-I really think "top 10" doesn't tell the whole story. The JH and Harvard match lists year in and year out are just incredible. These students not only match in whatever fields they want, they also match where they want. Many students from other "top 10" schools would just be happy to match ent, uro, opthalmology, ortho, etc at a solid university program. JH and Harvard students match these specialties at top 10 programs. And if they decide to do IM, it's almost always at MGH, Hopkins, UCSF, or maybe stanford. The notion of top 10, top 20, top 5, etc is probably talked about too much, but there is a clear difference between the match list of Hopkins and Harvard versus other schools ranked #3-10. Schools like Umich and Columbia have great match lists, but they aren't on par with JH.
-In my opinion, the big thing with schools like Emory, Northwestern, Chicago, Pittsburgh isn't so much the overall match list, but the preferance given to their own students. Emory had over 40% of its class last year match at emory. Many of those matches were rads, urology, derm, opthalmology, etc. If you wanted to do your residency at Emory(and especially if you wanted IM), you'd have a really great shot to get it from emory school of medicine. I'm not saying you can't do a residency at Grady having gone to a state school, but I think it would be a safer bet coming from emory. I can't speak for other schools ranked #10-25, but Emory didn't have that many "oh my god" matches. Out of 105 or so matches, I counted 26 that were really really special(~25%). At JH and Harvard the numbers are closer to 90%. I'm not sure what the numbers at schools like Duke and Penn are(55-60%?)
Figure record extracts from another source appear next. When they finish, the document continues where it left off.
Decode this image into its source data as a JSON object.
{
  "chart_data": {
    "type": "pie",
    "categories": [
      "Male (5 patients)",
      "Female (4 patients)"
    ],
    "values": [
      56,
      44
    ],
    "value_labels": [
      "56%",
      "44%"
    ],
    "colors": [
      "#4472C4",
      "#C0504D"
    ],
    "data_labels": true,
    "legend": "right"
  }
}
IMO(as far as matching goes),
JH/Harvard >>>>> schools #3-11 >>> schools #12-25 > state schools and mid/lower tier privates
Once you get past #25 or so, I don't think there is any advantage. Assuming equal credentials, I don't think a student matching from GW would be in a better position that a student matching from Texas Tech....unless of course it was either the GW or TT programs the applicants were shooting for.